The C23 standard introduces _BitInt(N) as a means to spell arbitrary-width integer types, but these still have some warts. In particular, _BitInt(128) as implemented in clang has 8B alignment on x86_64 and arm64. For arm64, this is clearly a bug; the AAPCS specifies that it should have 16B alignment. For x86_64, the situation is less clear. The x86_64 psABI document specifies that it should have 8B alignment, but the authors of the proposal that added the feature tell me that it should be 16B aligned and that they are attempting to change the psABI.

We would like to be layout-compatible with _BitInt(128) on all platforms, but given the currently-murky state of the layout of those types, it makes the most sense to guarantee compatibility with the widely-used but non- standard __[u]int128_t and find mechanisms to make _BitInt(128) work once its ABI has been finalized on Swift's targeted platforms.

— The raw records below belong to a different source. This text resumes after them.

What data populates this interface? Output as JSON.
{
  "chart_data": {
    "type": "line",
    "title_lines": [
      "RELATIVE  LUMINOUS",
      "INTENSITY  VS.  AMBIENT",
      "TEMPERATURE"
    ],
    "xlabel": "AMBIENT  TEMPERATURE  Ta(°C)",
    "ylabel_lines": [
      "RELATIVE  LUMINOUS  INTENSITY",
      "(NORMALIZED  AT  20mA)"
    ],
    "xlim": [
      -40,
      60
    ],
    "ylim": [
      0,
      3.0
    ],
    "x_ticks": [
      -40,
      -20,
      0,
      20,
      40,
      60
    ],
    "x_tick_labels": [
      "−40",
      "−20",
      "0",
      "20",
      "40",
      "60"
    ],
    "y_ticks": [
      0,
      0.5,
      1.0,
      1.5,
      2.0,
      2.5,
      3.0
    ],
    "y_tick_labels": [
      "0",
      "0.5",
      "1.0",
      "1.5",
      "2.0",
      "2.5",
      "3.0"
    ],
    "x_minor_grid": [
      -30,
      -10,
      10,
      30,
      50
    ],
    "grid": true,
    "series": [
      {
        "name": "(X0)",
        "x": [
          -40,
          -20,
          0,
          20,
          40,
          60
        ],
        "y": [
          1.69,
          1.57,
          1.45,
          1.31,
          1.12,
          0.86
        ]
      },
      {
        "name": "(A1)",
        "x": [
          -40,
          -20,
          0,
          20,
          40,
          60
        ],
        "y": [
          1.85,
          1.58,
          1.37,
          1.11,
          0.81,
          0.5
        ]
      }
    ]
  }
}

Generic-sized fixed width integers

Rather than adding [U]Int128, we could implement some form of generic- sized fixed-width integer (like \_BitInt() in C). Given both the lack of consensus around what integer generic parameters ought to look like in Swift (or if they ought to exist at all), and the growing pains that \_BitInt() is currently going through, such a design would be premature. While other fixed-width integer types are interesting, 128 bits is a couple orders of magnitude more useful than all the others for general-purpose software at this point in time.

NSNumber bridging

[U]Int128 will not bridge to NSNumber. In the future, Swift will need a careful rethinking of how best to handle type-erased numbers, but we don't want to pile on the debt by including ever more types in an existing system that isn't supported on all platforms. In addition, the most common use for such bridging, unpacking type-erased fields from encoded dictionaries, is somewhat moot since most existing coders do not support 128b integers. We will likely revisit this more holistically in the future.

Codable errors

It would be nice to introduce new unsupportedType error cases for the default Codable conformances, but we cannot add new cases with associated values and constrained availability to existing enums, which prevents attaching context or a useful debug description. It's more useful for users if we use existing error cases invalidValue and typeMismatch but put an actionable message in that description field.